The NHS Fife nurse claims the union failed to support her after she was suspended.
A Scots NHS nurse at the centre of a row over a trans women using female changing rooms is believed to have been told the date of the tribunal against her trade union.
Sandie Peggie claims the Royal College of Nursing (RCN) failed to support her after she was suspended by NHS Fife in 2024 over claims she bullied and harassed Dr Beth Upton, who was born as a male, at Victoria Hospital in Kirkcaldy.

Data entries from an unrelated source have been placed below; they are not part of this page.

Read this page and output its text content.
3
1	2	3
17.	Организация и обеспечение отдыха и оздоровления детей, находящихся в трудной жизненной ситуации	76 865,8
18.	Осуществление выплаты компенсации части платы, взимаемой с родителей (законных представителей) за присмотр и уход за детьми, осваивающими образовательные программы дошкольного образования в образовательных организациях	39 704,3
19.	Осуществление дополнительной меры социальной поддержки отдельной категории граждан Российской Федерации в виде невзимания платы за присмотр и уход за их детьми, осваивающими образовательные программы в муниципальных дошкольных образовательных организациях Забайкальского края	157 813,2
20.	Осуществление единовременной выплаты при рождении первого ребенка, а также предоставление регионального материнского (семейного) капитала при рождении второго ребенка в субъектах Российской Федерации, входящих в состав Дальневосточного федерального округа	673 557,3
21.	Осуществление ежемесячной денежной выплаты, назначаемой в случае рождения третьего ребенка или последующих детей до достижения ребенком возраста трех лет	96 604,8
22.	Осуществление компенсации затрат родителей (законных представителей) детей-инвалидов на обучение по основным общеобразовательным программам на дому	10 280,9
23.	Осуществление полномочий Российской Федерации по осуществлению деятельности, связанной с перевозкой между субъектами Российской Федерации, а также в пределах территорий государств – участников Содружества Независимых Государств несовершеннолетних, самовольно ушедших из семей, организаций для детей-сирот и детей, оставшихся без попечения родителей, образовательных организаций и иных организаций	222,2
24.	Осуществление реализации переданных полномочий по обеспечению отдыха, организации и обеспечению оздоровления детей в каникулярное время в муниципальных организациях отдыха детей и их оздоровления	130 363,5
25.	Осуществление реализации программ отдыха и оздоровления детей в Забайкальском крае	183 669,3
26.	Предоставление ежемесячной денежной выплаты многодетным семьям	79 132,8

The BBC reports a seven-day hearing will begin on September 23, 2026, in Dundee, with Ms Peggie having previously claimed the RCN “contributed to her mistreatment” by not supporting her.
Ms Peggie previously took both NHS Fife and Dr Upton to a tribunal, which heard evidence throughout this year, but the ruling has not yet been announced.
After the nurse was suspended by the NHS in January 2024 following an encounter with Dr Upton in the changing room, she contacted the RCN for advice, but has since claimed it “failed to act like a trade union” and “contributed to her mistreatment”.
Ms Peggie’s lawyer, Margaret Gribbon, previously said the RCN repeatedly failed in advocating for female members distressed at trans women being allowed to use single-sex spaces.
The lawyer also claimed that if the RCN supported Ms Peggie then she might not have had to raise legal proceedings against NHS Fife. The RCN has denied all of Ms Peggie’s claims.
RCN guidelines published in 2021 states members have a right to receive “support, guidance or representation regardless of your ethnic or national origins, religion or belief, sex or sexual orientation, gender reassignment, disability, marital status or civil partnership, age, pregnancy or any complaint you may have previously made about the RCN itself.”
The union also says it has the “right to decide the nature and extent of the advice and guidance” it can provide.
The nurse will once again use Naomi Cunningham (counsel) and Ms Gribbon (solicitor), who represented her during the tribunal with NHS Fife and Dr Upton.
The union will be represented by David Hay KC, instructed by Jemma Forrest (solicitor) of Anderson Strathern Solicitors, with the case lasting until 1 October 2026.
Ms Peggie has also raised further legal action against NHS Fife and several of the health board’s employees, regarding those members of staff “opposing and lobbying” against a decision to lift Ms Peggie’s suspension.
Her legal team are working on an additional claim regarding this case, connected with an NHS Fife media statement released during the tribunal in July.
But, the action is currently paused while waiting for a judgment in the initial tribunal between Ms Peggie, NHS Fife and Dr Upton.
A three-person panel met for four days of deliberations regarding the case last month, but no date for a verdict has been announced.
Sex Matters, the gender-critical campaign group supporting Ms Peggie, previously said it hoped the tribunal would reach a decision before Christmas.
Ms Peggie was cleared of allegations she bullied and harassed Dr Upton following an investigation by the health board.
She then lodged a complaint of sexual harassment or harassment related to a protected belief against the health board and Dr Upton under the 2010 Equality Act over the suspension.
The tribunal heard 20 days of evidence across two separate periods in February and June, with about 15 witnesses called, before hearing further submissions in September.